И мы долго вспоминали милого Д. А. Ровинского, его издания, великие редкости.
В новом музее «Ночной дозор» был поставлен великолепно; можно было отойти далеко от картины, мы наслаждались (Владимиру Васильевичу не пришлось расходиться со мной). Но мы еще более сошлись на Франце Гальсе. [В музее] было собрано много еще не виданных нами творений этого мастера. Каждое утро в те дни, когда музей был открыт, мы стремились в наш рай. Потом ездили в Гаагу, чтобы увидеть «Урок анатомии» (превосходно скопированный у нас Харламовым[265] ).
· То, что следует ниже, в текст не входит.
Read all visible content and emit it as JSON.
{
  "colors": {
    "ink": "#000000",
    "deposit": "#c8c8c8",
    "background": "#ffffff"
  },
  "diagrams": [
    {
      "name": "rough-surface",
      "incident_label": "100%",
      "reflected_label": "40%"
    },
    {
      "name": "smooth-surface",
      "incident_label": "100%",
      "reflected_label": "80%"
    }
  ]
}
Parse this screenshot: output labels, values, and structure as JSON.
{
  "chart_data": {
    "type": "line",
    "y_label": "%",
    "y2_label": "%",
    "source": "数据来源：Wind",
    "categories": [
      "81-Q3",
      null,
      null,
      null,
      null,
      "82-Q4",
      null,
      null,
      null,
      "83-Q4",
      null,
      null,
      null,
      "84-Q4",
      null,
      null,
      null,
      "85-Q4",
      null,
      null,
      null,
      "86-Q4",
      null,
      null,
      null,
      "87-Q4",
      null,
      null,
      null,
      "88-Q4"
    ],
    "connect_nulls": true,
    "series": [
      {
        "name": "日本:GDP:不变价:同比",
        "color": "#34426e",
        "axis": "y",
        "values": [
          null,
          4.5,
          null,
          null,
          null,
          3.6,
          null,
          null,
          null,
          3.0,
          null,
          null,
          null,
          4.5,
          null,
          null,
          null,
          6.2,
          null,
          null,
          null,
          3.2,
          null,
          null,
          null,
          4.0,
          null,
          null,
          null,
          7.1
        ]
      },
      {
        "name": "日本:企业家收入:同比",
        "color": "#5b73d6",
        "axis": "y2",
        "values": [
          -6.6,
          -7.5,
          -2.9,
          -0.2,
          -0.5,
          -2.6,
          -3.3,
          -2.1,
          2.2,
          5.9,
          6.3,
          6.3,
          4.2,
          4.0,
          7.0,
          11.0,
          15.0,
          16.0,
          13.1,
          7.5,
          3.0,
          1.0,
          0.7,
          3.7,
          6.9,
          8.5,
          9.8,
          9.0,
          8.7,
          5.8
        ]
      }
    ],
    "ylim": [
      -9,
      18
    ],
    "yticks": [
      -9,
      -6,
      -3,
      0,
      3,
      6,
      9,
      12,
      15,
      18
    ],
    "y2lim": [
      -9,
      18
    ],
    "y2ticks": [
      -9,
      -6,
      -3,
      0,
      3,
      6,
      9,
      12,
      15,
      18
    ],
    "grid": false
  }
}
Голландия вспоминается мне как сплошной свет, тепло и веселье. И многолюдство, многолюдство!.. Так много детей и дам — невысокого роста блондинок, необыкновенно хорошеньких. Сквозь все небольшие площади нельзя было пробраться от живой кишащей массы людского плодородия, играющего разгула жизни. Владимир Васильевич казался великолепным среди этих лилипутов. В жаркие вечера он не надевал шляпы, его лысина торжественно блестела. Вспоминаю, что даже в прохладные дни осени он часто ходил, сняв шляпу. Несмотря на густую копну волос, моя голова зябла даже под шляпой, а Владимир Васильевич поминутно снимал ее, ему было жарко… То же он делал и в Италии, в самые знойные дни, когда я, боясь солнечного удара, не смел ступить без шляпы с высокой тульей.
Мы неслись к Парижу. Владимир Васильевич обожал Париж; он верил только в республики, был убежден, что только у республиканцев возможны свободные искусства, естественно вытекавшие из потребностей народа, освободившегося от произвола властей, поощрявших лишь те направления в искусстве, которые поддерживают абсолютизм монархии и торжество клерикализма.
Мне привелось быть свидетелем невообразимого восторга Владимира Васильевича перед любимым Парижем. Он привскакивал на сиденье извозчичьей пролетки, особенно его восхищали кружева, как называл он решетки балконов, оглядывался во все стороны, вскрикивал, вздыхал и не переставал говорить, громко выражая свою радость, со слезами восторга. Париж он знал давно и в совершенстве.
Мы поселились на Итальянском бульваре в гостинице, на самом верху, где на большом балконе были поставлены для Владимира Васильевича письменный столик, кресло, и уже с пяти часов утра, в одном белье, он сидел и писал свои статьи и письма, — писем он писал много, любил писать, любил и получать. Мы не пропускали случая справляться на posterestante, и Владимир Васильевич получал массою.
С нашего прекрасного высока нельзя было не залюбоваться на неугомонный мировой Париж. Широко и далеко в обе стороны уносились движение карет, неумолкаемое хлопанье бичей и шипение шин по шоссе макадам[266]. На расстоянии этот мелодичный шум как-то располагал безотчетно радоваться.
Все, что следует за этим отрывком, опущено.